The pretty sylph said, “If some of us wanted to put on a concert—an informal evening, of course, no pressure—and a performance of, oh, ‘Song of the Prince Who Walked South,’ or ‘The Hero and the Prophecy,’ would you come?” and batted her eyes.

“I’d really rather hear something else,” Tir said, politely.

“You’re so brave,” she said dreamily. “It’d be an honor just to sit beside you…”

“Aren’t you right now?” Ollie put in, which earned him a small smile from Tir, which made him feel about ten feet tall.

The sylph gave him a lovely but confused stare: the non-magic awkward weight at her prince’s side shouldn’t be witty. “I only meant at a concert, or a performance…surely you must know how deeply we honor him, he’s an inspiration, you understand, a true heir to Fairy…” She stopped. Her eyes rounded: well-meaning, tactless, aware of it. “I’m so sorry, Highness.”

“It’s fine,” Tir said, still polite; but Ollie could see tension at the corners of his eyes, could feel it in their knees, touching under the dinner table. His mother’s castle wasn’t that big, because Bellemare wasn’t a big kingdom; the banquet hall barely held visiting ambassadors plus family, and the Fairy Court was straining the room’s limits.

Ollie didn’t mind being close enough to touch Tir, of course. Especially now.

Their mothers, seated together at the head—there’d been some maneuvering regarding that one—looked at them both, inexplicably managed to see through the table to Ollie’s hand on Tir’s thigh, and beamed. The pride of parents. Misty-eyed and thrilled at children in love. And, because they were both Queens, satisfaction at kingdoms peacefully uniting.

“But I’m so sorry,” the sylph said again, plaintive and genuinely distressed; and a few other heads turned. “I would never remind you of your loss—not that being human means you’re less than—I’d never think—” She glanced at Ollie, back at Tir, and gave up, bewildered by loyalty and devotion, and dropped her gaze to her wine.

Tir said, “It truly is fine, Gwenneth, I’m not that fragile, and I don’t think it’s a loss,” though his fingers found Oliver’s and held on too tightly.

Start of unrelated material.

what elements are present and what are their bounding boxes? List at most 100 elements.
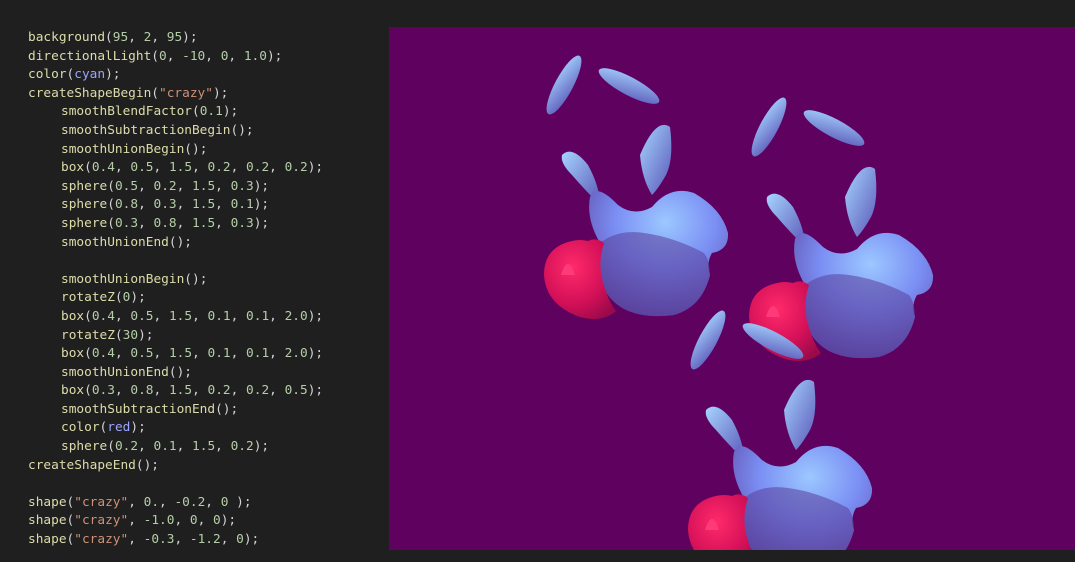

He hadn’t touched the venison in plum and cinnamon sauce, or the opening stylized swan-sculpture of imported pineapple and orange and spun sugar; he hadn’t eaten more than a bite or two of candied ginger and butternut bisque. The palace chefs were outdoing themselves out of professional pride; Oliver was getting concerned about his soon-to-be-husband.

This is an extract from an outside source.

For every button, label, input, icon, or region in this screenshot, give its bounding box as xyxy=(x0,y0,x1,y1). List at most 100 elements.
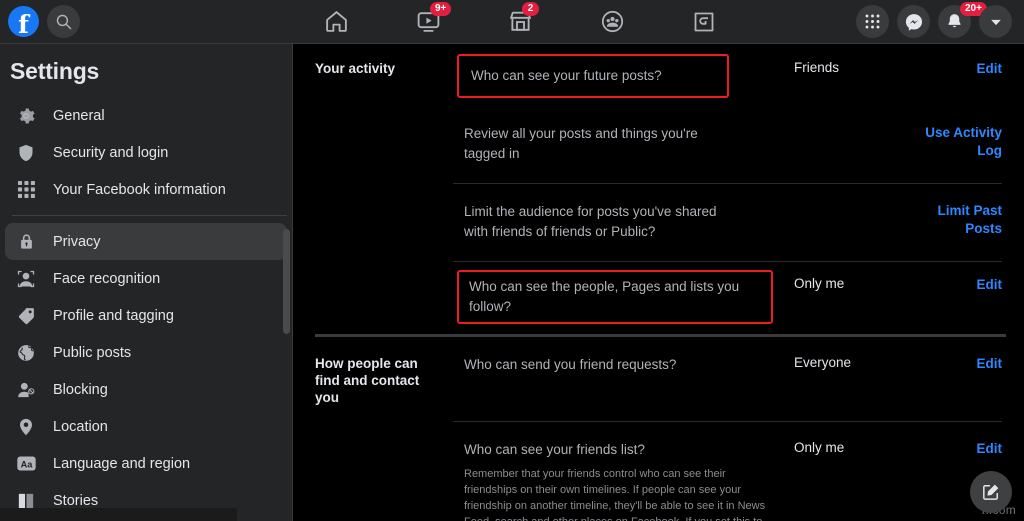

Who went on, nothing but flawless royal kindness evident, “If you would, though—if any of the younger Court are planning any sort of tribute, what I’d love would be some of the older music, songs that were popular before I went away, everything I’ve not heard in years, could you do that? I know you can; you know every Court trend for the last century.” Stronger humans and fairies would’ve melted at that smile; Ollie had the immediate desire to run out and learn fifteen-year-old fairy melodies himself. Gwenneth, wide-eyed at this trust, nodded.

“Thank you,” Tir concluded. “Oliver, can we…I’m not feeling…I think I’d like to go lie down, actually, I’m sorry.”